7 Civilians Killed after NATO-Taliban Clash in Afghanistan
Seven Afghan civilians were killed Sunday after a NATO operation against insurgents in a central province which is a flashpoint for Taliban activity, officials said.
The U.S.-led NATO force said it was investigating allegations of civilian casualties after a military operation in which four insurgents were killed in Wardak province.
Local officials said the Taliban ambushed a group of coalition and Afghan troops from within a mosque shortly before dawn as they were returning from an operation to detain a rebel commander.
The troops returned fire and killed four insurgents, some of whom were wearing suicide vests, the provincial governor's office said in a statement.
After the coalition force withdrew, villagers entered the mosque to retrieve the bodies and "at this time an explosion happened in the mosque and seven civilians were killed.”

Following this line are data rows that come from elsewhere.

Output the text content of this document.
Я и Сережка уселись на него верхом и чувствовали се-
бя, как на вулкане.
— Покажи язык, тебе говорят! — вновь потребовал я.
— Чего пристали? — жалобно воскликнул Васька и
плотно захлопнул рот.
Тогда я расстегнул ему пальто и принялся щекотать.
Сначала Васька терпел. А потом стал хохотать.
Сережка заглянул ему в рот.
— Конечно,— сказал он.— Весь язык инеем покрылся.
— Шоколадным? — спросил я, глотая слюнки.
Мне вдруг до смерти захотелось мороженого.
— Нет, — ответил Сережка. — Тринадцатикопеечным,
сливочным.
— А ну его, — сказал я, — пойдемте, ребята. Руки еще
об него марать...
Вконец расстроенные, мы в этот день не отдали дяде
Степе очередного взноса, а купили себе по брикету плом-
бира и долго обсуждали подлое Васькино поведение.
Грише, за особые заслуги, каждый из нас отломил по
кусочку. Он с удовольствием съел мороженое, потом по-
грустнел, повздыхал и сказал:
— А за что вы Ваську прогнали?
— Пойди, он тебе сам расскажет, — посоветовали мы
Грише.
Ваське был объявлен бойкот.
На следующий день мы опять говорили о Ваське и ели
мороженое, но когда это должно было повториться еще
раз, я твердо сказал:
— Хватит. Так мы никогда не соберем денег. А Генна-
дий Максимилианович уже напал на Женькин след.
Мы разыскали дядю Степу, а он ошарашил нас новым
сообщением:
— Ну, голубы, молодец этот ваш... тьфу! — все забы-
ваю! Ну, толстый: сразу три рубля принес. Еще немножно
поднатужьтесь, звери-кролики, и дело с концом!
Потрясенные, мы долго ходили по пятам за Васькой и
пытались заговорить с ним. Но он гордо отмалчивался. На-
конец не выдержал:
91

Shahidullah Shahid, a spokesman for the provincial administration, suggested the explosion "could be from one of the suicide vests or an IED (improvised bomb) at the mosque.”
Shahid did not give further details and said a delegation was investigating the incident.
NATO's International Security Assistance Force said ISAF and Afghan troops killed four insurgents after coming under fire, and also found and destroyed a weapons and explosives cache in the area.
A spokesman told Agence France Presse that ISAF was aware of the allegations that civilians had died and was investigating.
"We take all allegations of civilian casualties seriously," he said.
Some early reports alleged that a NATO air strike had been responsible for the deaths -- a charge denied by ISAF.
Civilian casualties caused in coalition operations are highly sensitive in Afghanistan, where the U.S. and its NATO allies have been fighting the Taliban for 11 years.
Afghan leaders say such incidents erode local support for the Western-backed government in Kabul and fuel the Taliban insurgency.